1,5 million d'emplois dépendent directement des exportations

Pour Christa Markwalder, candidate bernoise au Conseil des États, de bonnes relations avec l’UE sont de la plus haute importance. La marché intérieur de l’UE renferme un grand potentiel: «L’UE compte plus de 500 millions d’habitants et donc de consommateurs». La Suisse participe à ce marché important. Plus de la moitié des exportations suisses sont destinées aux États membres de l’UE. Cela a des conséquences positives pour la Suisse, a relevé Christa Markwalder: «Les branches suisse tournées vers l’exportation représentent 1,5 million d’emplois». D’après elle, un oui à l’initiative de l’UDC contre les Bilatérales provoquera de gros problèmes dans la politique européenne. Et, contrairement à ce qu’affirment les initiants, un nouvel accord de libre-échange ne pourrait pas remplacer les accords bilatéraux. 

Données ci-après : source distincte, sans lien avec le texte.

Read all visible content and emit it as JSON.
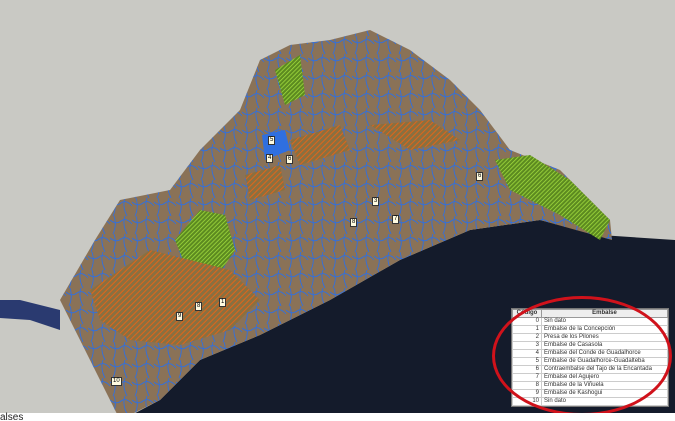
{
  "map": {
    "colors": {
      "sea": "#141b2b",
      "land_outside": "#c9c9c4",
      "terrain": "#8a7257",
      "rivers": "#2f6fe0",
      "reservoir_hatch": "#e0651a",
      "green_area": "#8bd33a",
      "highlight": "#d0121b"
    },
    "labels": [
      "5",
      "4",
      "6",
      "3",
      "8",
      "7",
      "6",
      "9",
      "8",
      "1",
      "10"
    ]
  },
  "legend": {
    "headers": {
      "code": "Código",
      "name": "Embalse"
    },
    "rows": [
      {
        "code": "0",
        "name": "Sin dato"
      },
      {
        "code": "1",
        "name": "Embalse de la Concepción"
      },
      {
        "code": "2",
        "name": "Presa de los Pilones"
      },
      {
        "code": "3",
        "name": "Embalse de Casasola"
      },
      {
        "code": "4",
        "name": "Embalse del Conde de Guadalhorce"
      },
      {
        "code": "5",
        "name": "Embalse de Guadalhorce-Guadalteba"
      },
      {
        "code": "6",
        "name": "Contraembalse del Tajo de la Encantada"
      },
      {
        "code": "7",
        "name": "Embalse del Agujero"
      },
      {
        "code": "8",
        "name": "Embalse de la Viñuela"
      },
      {
        "code": "9",
        "name": "Embalse de Kashogui"
      },
      {
        "code": "10",
        "name": "Sin dato"
      }
    ]
  },
  "footer": {
    "text": "alses"
  }
}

Sans les accords bilatéraux, la capacité d’innovation de la Suisse et la recherche s’affaibliraient

 Patricia von Falkenstein, candidate bâloise au Conseil national et au Conseil des États, a illustré les conséquences dangereuses de l’initiative contre les Bilatérales avec l’exemple de la recherche suisse. «L’industrie exportatrice qui a le plus de poids est la pharma. Elle représente 29% du volume des exportations suisses», a-t-elle indiqué avant d’ajouter que «46% des exportations de la pharma sont destinées à l’UE.» Dans ces conditions, elle estime aussi que des relations à la fois bonnes et stables avec nos voisins sont vitales pour la prospérité de la Suisse. Cela dit, les multinationales ne sont pas les seules à avoir besoin de la libre circulation des personnes. Les PME locales seraient également affectées durement par une acceptation de l’initiative contre les Bilatérales. Patricia von Falkenstein a posé la question à l’auditoire: «Voulons-nous vraiment priver les entreprises de la possibilité d’embaucher de la main-d’œuvre spécialisée sans complications? Il ne faut pas non plus oublier la recherche. La main-d’œuvre spécialisée de l’étranger est importante pour l’industrie pharmaceutique mais pas seulement. Elle est aussi nécessaire à l’Université de Bâle et dans toutes les autres hautes écoles de Suisse.» 

Large alliance en faveur de la voie bilatérale

ouverte+souveraine se réjouit de voir autant de personnes s’engager dès aujourd’hui en faveur du maintien des accords bilatéraux. L’alliance pour une politique européenne constructive s’engagera très activement dans la campagne contre cette initiative dangereuse.